Weak States, Vulnerable Governments, and Regional Cooperation: An ASEAN Case Study
ISBN: 9781351015073
Platform/Publisher: Taylor & Francis / Routledge
Digital rights: Users: Unlimited; Printing: Unlimited; Download: Unlimited



War, famine, poverty, organized crime, environmental catastrophes, refugees, epidemics and pandemics, modern slavery - all these affect people in the non-Western world to an increasingly disproportionate extent. It is also where wealthy governments wield economic leverage and military force to renegotiate existing norms of international relations. Under these circumstances, it is difficult to overestimate the importance and urgency of comprehending the mechanisms and motivations driving these phenomena.

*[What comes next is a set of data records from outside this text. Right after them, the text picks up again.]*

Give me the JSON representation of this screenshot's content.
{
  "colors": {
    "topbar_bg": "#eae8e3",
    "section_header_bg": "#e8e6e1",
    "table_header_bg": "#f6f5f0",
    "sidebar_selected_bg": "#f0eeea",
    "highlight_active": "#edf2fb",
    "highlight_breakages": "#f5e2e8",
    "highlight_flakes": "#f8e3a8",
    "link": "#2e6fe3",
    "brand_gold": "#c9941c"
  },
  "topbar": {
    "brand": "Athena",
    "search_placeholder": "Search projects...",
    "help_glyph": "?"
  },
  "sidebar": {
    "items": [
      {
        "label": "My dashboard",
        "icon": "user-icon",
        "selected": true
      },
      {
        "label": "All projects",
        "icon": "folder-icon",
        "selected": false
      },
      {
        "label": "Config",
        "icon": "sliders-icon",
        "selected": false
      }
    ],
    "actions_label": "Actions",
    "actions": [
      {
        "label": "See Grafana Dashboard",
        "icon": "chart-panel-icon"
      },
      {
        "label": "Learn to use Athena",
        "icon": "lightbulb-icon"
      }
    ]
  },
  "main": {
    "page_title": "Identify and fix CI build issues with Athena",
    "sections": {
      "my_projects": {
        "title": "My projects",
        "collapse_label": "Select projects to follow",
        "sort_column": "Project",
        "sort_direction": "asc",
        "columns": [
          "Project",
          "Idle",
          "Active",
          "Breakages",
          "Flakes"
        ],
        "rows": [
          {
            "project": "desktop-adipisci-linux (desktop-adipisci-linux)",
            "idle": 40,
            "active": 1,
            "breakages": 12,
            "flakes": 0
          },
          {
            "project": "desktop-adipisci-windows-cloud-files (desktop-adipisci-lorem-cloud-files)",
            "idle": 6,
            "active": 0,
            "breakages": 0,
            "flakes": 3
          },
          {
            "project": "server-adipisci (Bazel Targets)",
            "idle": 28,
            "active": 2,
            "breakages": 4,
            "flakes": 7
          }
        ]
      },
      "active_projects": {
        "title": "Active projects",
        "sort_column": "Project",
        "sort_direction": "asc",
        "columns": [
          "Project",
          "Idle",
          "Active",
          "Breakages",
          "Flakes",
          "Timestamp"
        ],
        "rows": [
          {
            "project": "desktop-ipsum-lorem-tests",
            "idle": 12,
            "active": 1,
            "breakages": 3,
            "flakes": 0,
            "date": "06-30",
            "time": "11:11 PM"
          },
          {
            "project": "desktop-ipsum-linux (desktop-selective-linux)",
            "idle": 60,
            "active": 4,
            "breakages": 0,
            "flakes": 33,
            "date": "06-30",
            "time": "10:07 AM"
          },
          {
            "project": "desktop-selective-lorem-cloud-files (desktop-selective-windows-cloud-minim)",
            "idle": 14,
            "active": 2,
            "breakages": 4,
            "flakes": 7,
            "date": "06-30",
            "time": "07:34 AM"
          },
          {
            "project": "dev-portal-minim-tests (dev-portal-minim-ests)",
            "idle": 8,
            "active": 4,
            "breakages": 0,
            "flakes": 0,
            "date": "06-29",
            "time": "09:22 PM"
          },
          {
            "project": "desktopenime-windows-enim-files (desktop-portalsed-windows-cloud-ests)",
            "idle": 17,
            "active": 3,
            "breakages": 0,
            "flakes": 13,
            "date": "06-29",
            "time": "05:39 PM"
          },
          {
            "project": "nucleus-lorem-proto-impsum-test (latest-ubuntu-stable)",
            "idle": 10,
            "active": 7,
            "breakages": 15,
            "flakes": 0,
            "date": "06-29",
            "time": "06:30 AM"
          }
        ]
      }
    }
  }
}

This book is the outcome of a decade-long effort to advance both theoretical and empirical understanding of what motivates non-Western governments' decisions to cooperate/not cooperate regionally. It starts by acknowledging the Western-centrism of prevailing international relations theories, abandoning deeply entrenched assumptions regarding the nature and roles of states, and redefining state weakness. The inquiry continues by elaborating this new concept and applying it to Southeast Asian polities while positing that it creates governments vulnerable to internal and external threats, in line with Joel S. Migdal's well-known findings on the topic. A set of regional cooperation strategies is then inferred, based on the survival needs of insecure governing elites and its empirical validity is tested against the experience of regional organizations in Africa, Asia, and the Americas.

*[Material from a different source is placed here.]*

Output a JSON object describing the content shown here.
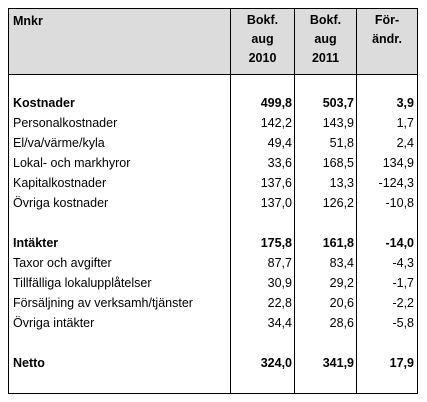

The second part of the book provides an in-depth examination of how Southeast Asian governments' shared security needs and interests shaped the emergence of the identified regional cooperation pattern and its evolution over 50 years of cooperation within the Association of Southeast Asian Nations (ASEAN). Overall, this book is a call to international relations scholars to do our part in understanding non-Western experiences and making a substantive contribution to addressing humanity's most intractable security threats.

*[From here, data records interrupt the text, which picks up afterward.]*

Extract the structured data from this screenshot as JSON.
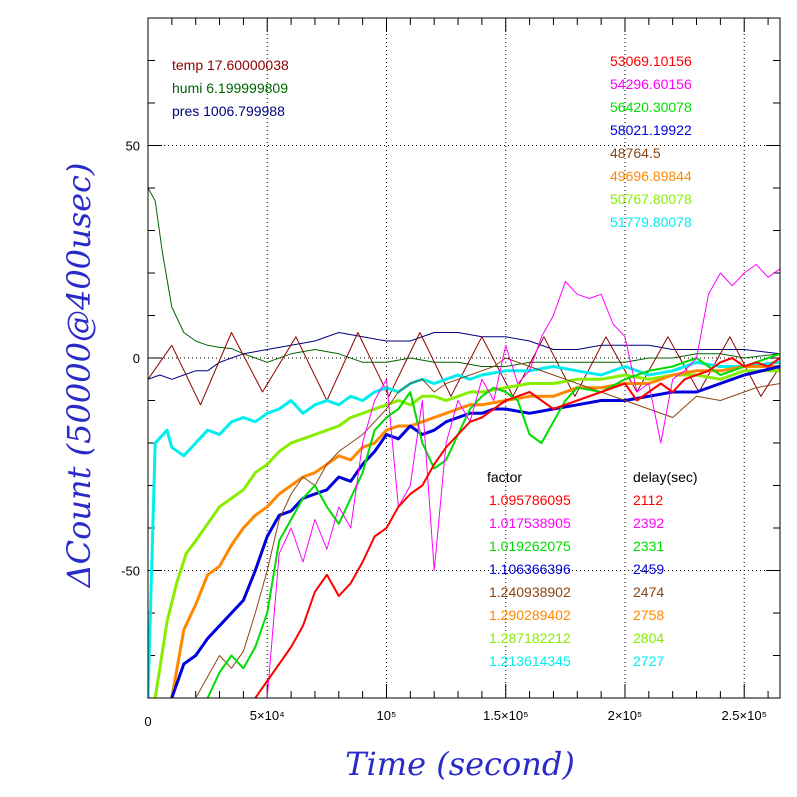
{
  "chart_data": {
    "type": "line",
    "xlabel": "Time (second)",
    "ylabel": "ΔCount (50000@400usec)",
    "xlim": [
      0,
      265000
    ],
    "ylim": [
      -80,
      80
    ],
    "grid": true,
    "x_ticks": [
      {
        "value": 0,
        "label": "0"
      },
      {
        "value": 50000,
        "label": "5×10⁴"
      },
      {
        "value": 100000,
        "label": "10⁵"
      },
      {
        "value": 150000,
        "label": "1.5×10⁵"
      },
      {
        "value": 200000,
        "label": "2×10⁵"
      },
      {
        "value": 250000,
        "label": "2.5×10⁵"
      }
    ],
    "y_ticks": [
      {
        "value": -50,
        "label": "-50"
      },
      {
        "value": 0,
        "label": "0"
      },
      {
        "value": 50,
        "label": "50"
      }
    ],
    "env_legend": [
      {
        "label": "temp 17.60000038",
        "color": "#8b0000"
      },
      {
        "label": "humi 6.199999809",
        "color": "#006400"
      },
      {
        "label": "pres 1006.799988",
        "color": "#000080"
      }
    ],
    "series_legend": [
      {
        "label": "53069.10156",
        "color": "#ff0000"
      },
      {
        "label": "54296.60156",
        "color": "#ff00ff"
      },
      {
        "label": "56420.30078",
        "color": "#00dd00"
      },
      {
        "label": "58021.19922",
        "color": "#0000dd"
      },
      {
        "label": "48764.5",
        "color": "#8b4513"
      },
      {
        "label": "49696.89844",
        "color": "#ff8800"
      },
      {
        "label": "50767.80078",
        "color": "#88ee00"
      },
      {
        "label": "51779.80078",
        "color": "#00eeee"
      }
    ],
    "table_headers": {
      "factor": "factor",
      "delay": "delay(sec)"
    },
    "table_rows": [
      {
        "factor": "1.095786095",
        "delay": "2112",
        "color": "#ff0000"
      },
      {
        "factor": "1.017538905",
        "delay": "2392",
        "color": "#ff00ff"
      },
      {
        "factor": "1.019262075",
        "delay": "2331",
        "color": "#00dd00"
      },
      {
        "factor": "1.106366396",
        "delay": "2459",
        "color": "#0000dd"
      },
      {
        "factor": "1.240938902",
        "delay": "2474",
        "color": "#8b4513"
      },
      {
        "factor": "1.290289402",
        "delay": "2758",
        "color": "#ff8800"
      },
      {
        "factor": "1.287182212",
        "delay": "2804",
        "color": "#88ee00"
      },
      {
        "factor": "1.213614345",
        "delay": "2727",
        "color": "#00eeee"
      }
    ],
    "series": [
      {
        "color": "#006400",
        "width": 1,
        "x": [
          0,
          3000,
          6000,
          10000,
          15000,
          20000,
          25000,
          30000,
          35000,
          40000,
          50000,
          60000,
          70000,
          80000,
          90000,
          100000,
          110000,
          120000,
          130000,
          140000,
          150000,
          160000,
          170000,
          180000,
          190000,
          200000,
          210000,
          220000,
          230000,
          240000,
          250000,
          265000
        ],
        "y": [
          40,
          37,
          25,
          12,
          6,
          4,
          3,
          2.5,
          2.2,
          1,
          -1,
          1,
          2,
          1,
          -1,
          -1,
          0,
          -1,
          -1,
          -2,
          -2,
          -1,
          -1,
          -1,
          -1,
          -1,
          0,
          0,
          1,
          1,
          0,
          1
        ]
      },
      {
        "color": "#000080",
        "width": 1,
        "x": [
          0,
          5000,
          10000,
          15000,
          20000,
          25000,
          30000,
          35000,
          40000,
          50000,
          60000,
          70000,
          80000,
          90000,
          100000,
          110000,
          120000,
          130000,
          140000,
          150000,
          160000,
          170000,
          180000,
          190000,
          200000,
          210000,
          220000,
          230000,
          240000,
          250000,
          265000
        ],
        "y": [
          -5,
          -4,
          -5,
          -4,
          -3,
          -3,
          -1,
          0,
          1,
          2,
          3,
          4,
          6,
          5,
          4,
          4,
          6,
          6,
          5,
          5,
          4,
          2,
          2,
          3,
          3,
          3,
          2,
          2,
          2,
          2,
          1
        ]
      },
      {
        "color": "#8b0000",
        "width": 1,
        "x": [
          0,
          10000,
          22000,
          35000,
          48000,
          62000,
          75000,
          88000,
          101000,
          114000,
          127000,
          140000,
          153000,
          166000,
          179000,
          192000,
          205000,
          218000,
          231000,
          244000,
          257000,
          265000
        ],
        "y": [
          -5,
          3,
          -11,
          6,
          -8,
          5,
          -10,
          6,
          -9,
          6,
          -9,
          5,
          -9,
          5,
          -9,
          5,
          -8,
          5,
          -8,
          5,
          -9,
          -2
        ]
      },
      {
        "color": "#00eeee",
        "width": 3,
        "x": [
          0,
          3000,
          8000,
          10000,
          15000,
          20000,
          25000,
          30000,
          35000,
          40000,
          45000,
          50000,
          55000,
          60000,
          65000,
          70000,
          75000,
          80000,
          85000,
          90000,
          95000,
          100000,
          105000,
          110000,
          115000,
          120000,
          125000,
          130000,
          135000,
          140000,
          150000,
          160000,
          170000,
          180000,
          190000,
          200000,
          210000,
          220000,
          230000,
          240000,
          250000,
          265000
        ],
        "y": [
          -80,
          -20,
          -17,
          -21,
          -23,
          -20,
          -17,
          -18,
          -15,
          -14,
          -15,
          -13,
          -12,
          -10,
          -13,
          -11,
          -10,
          -11,
          -9,
          -10,
          -8,
          -7,
          -8,
          -6,
          -5,
          -6,
          -5,
          -4,
          -5,
          -4,
          -3,
          -3,
          -2,
          -3,
          -4,
          -2,
          -4,
          -3,
          -1,
          -2,
          -2,
          -1
        ]
      },
      {
        "color": "#88ee00",
        "width": 3,
        "x": [
          3000,
          8000,
          12000,
          16000,
          20000,
          25000,
          30000,
          35000,
          40000,
          45000,
          50000,
          55000,
          60000,
          65000,
          70000,
          75000,
          80000,
          85000,
          90000,
          95000,
          100000,
          105000,
          110000,
          115000,
          120000,
          125000,
          130000,
          135000,
          140000,
          150000,
          160000,
          170000,
          180000,
          190000,
          200000,
          210000,
          220000,
          230000,
          240000,
          250000,
          265000
        ],
        "y": [
          -80,
          -62,
          -53,
          -46,
          -43,
          -39,
          -35,
          -33,
          -31,
          -27,
          -25,
          -22,
          -20,
          -19,
          -18,
          -17,
          -16,
          -14,
          -13,
          -12,
          -11,
          -10,
          -11,
          -9,
          -9,
          -10,
          -9,
          -8,
          -8,
          -7,
          -6,
          -6,
          -5,
          -5,
          -4,
          -5,
          -4,
          -4,
          -5,
          -3,
          -3
        ]
      },
      {
        "color": "#ff8800",
        "width": 3,
        "x": [
          10000,
          15000,
          20000,
          25000,
          30000,
          35000,
          40000,
          45000,
          50000,
          55000,
          60000,
          65000,
          70000,
          75000,
          80000,
          85000,
          90000,
          95000,
          100000,
          105000,
          110000,
          115000,
          120000,
          125000,
          130000,
          135000,
          140000,
          150000,
          160000,
          170000,
          180000,
          190000,
          200000,
          210000,
          220000,
          230000,
          240000,
          250000,
          265000
        ],
        "y": [
          -80,
          -64,
          -58,
          -51,
          -49,
          -44,
          -40,
          -37,
          -35,
          -32,
          -30,
          -28,
          -27,
          -25,
          -23,
          -24,
          -21,
          -20,
          -17,
          -16,
          -16,
          -15,
          -14,
          -13,
          -12,
          -11,
          -11,
          -10,
          -9,
          -9,
          -7,
          -7,
          -6,
          -6,
          -4,
          -3,
          -3,
          -2,
          -2
        ]
      },
      {
        "color": "#0000dd",
        "width": 3,
        "x": [
          10000,
          15000,
          20000,
          25000,
          30000,
          35000,
          40000,
          45000,
          50000,
          55000,
          60000,
          65000,
          70000,
          75000,
          80000,
          85000,
          90000,
          95000,
          100000,
          105000,
          110000,
          115000,
          120000,
          125000,
          130000,
          135000,
          140000,
          145000,
          150000,
          160000,
          170000,
          180000,
          190000,
          200000,
          210000,
          220000,
          230000,
          240000,
          250000,
          265000
        ],
        "y": [
          -80,
          -72,
          -70,
          -66,
          -63,
          -60,
          -57,
          -50,
          -42,
          -37,
          -36,
          -33,
          -32,
          -31,
          -28,
          -29,
          -25,
          -22,
          -18,
          -19,
          -16,
          -18,
          -17,
          -15,
          -14,
          -13,
          -13,
          -12,
          -12,
          -13,
          -12,
          -11,
          -10,
          -10,
          -9,
          -8,
          -8,
          -6,
          -4,
          -2
        ]
      },
      {
        "color": "#8b4513",
        "width": 1,
        "x": [
          20000,
          25000,
          30000,
          35000,
          40000,
          45000,
          50000,
          55000,
          60000,
          65000,
          70000,
          75000,
          80000,
          85000,
          90000,
          95000,
          100000,
          105000,
          110000,
          115000,
          120000,
          125000,
          130000,
          135000,
          140000,
          145000,
          150000,
          160000,
          170000,
          180000,
          190000,
          200000,
          210000,
          220000,
          230000,
          240000,
          250000,
          255000,
          265000
        ],
        "y": [
          -80,
          -75,
          -70,
          -73,
          -69,
          -60,
          -50,
          -38,
          -32,
          -28,
          -30,
          -25,
          -22,
          -20,
          -18,
          -15,
          -12,
          -8,
          -6,
          -5,
          -8,
          -6,
          -5,
          -4,
          -3,
          -2,
          0,
          -2,
          -4,
          -6,
          -8,
          -10,
          -12,
          -14,
          -9,
          -10,
          -8,
          -7,
          -6
        ]
      },
      {
        "color": "#00dd00",
        "width": 2,
        "x": [
          25000,
          30000,
          35000,
          40000,
          45000,
          50000,
          55000,
          60000,
          65000,
          70000,
          75000,
          80000,
          85000,
          90000,
          95000,
          100000,
          105000,
          110000,
          115000,
          120000,
          125000,
          130000,
          135000,
          140000,
          145000,
          150000,
          155000,
          160000,
          165000,
          170000,
          175000,
          180000,
          190000,
          200000,
          210000,
          220000,
          230000,
          240000,
          250000,
          265000
        ],
        "y": [
          -80,
          -74,
          -70,
          -73,
          -68,
          -60,
          -43,
          -38,
          -33,
          -30,
          -35,
          -39,
          -33,
          -27,
          -17,
          -14,
          -12,
          -8,
          -20,
          -26,
          -24,
          -18,
          -12,
          -9,
          -7,
          -8,
          -10,
          -18,
          -20,
          -15,
          -10,
          -7,
          -8,
          -5,
          -3,
          -2,
          0,
          -4,
          -2,
          1
        ]
      },
      {
        "color": "#ff00ff",
        "width": 1,
        "x": [
          50000,
          55000,
          60000,
          65000,
          70000,
          75000,
          80000,
          85000,
          90000,
          95000,
          100000,
          105000,
          110000,
          115000,
          120000,
          125000,
          130000,
          135000,
          140000,
          145000,
          150000,
          155000,
          160000,
          165000,
          170000,
          175000,
          180000,
          185000,
          190000,
          195000,
          200000,
          205000,
          210000,
          215000,
          220000,
          225000,
          230000,
          235000,
          240000,
          245000,
          250000,
          255000,
          260000,
          265000
        ],
        "y": [
          -80,
          -46,
          -40,
          -48,
          -38,
          -45,
          -35,
          -40,
          -20,
          -10,
          -5,
          -35,
          -30,
          -10,
          -50,
          -20,
          -10,
          -15,
          -5,
          -10,
          3,
          -6,
          -3,
          5,
          10,
          18,
          15,
          14,
          15,
          8,
          5,
          -8,
          -6,
          -20,
          -5,
          -3,
          0,
          15,
          20,
          17,
          20,
          22,
          19,
          21
        ]
      },
      {
        "color": "#ff0000",
        "width": 2,
        "x": [
          45000,
          50000,
          55000,
          60000,
          65000,
          70000,
          75000,
          80000,
          85000,
          90000,
          95000,
          100000,
          105000,
          110000,
          115000,
          120000,
          125000,
          130000,
          135000,
          140000,
          145000,
          150000,
          160000,
          170000,
          180000,
          190000,
          200000,
          205000,
          210000,
          215000,
          220000,
          225000,
          230000,
          235000,
          240000,
          245000,
          250000,
          255000,
          260000,
          265000
        ],
        "y": [
          -80,
          -76,
          -72,
          -68,
          -63,
          -55,
          -51,
          -56,
          -53,
          -48,
          -42,
          -40,
          -35,
          -32,
          -30,
          -25,
          -21,
          -18,
          -15,
          -14,
          -12,
          -10,
          -8,
          -12,
          -10,
          -8,
          -6,
          -10,
          -8,
          -6,
          -8,
          -5,
          -4,
          -3,
          -1,
          0,
          -2,
          -1,
          -2,
          0
        ]
      }
    ]
  }
}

Atena Ştefania Feraru is a postdoctoral research fellow at the International Graduate Program in Politics of East China Normal University (Shanghai). She obtained her Ph.D. in International Politics in early 2017 from National Chung Hsing University (Taichung, Taiwan) and this book centres on her doctoral research. Atena published articles in the International Studies Review journal and the Asian Development Policy Review and her research interests include state-society relations, international relations theory, Southeast Asian politics, and non-Western regional organizations.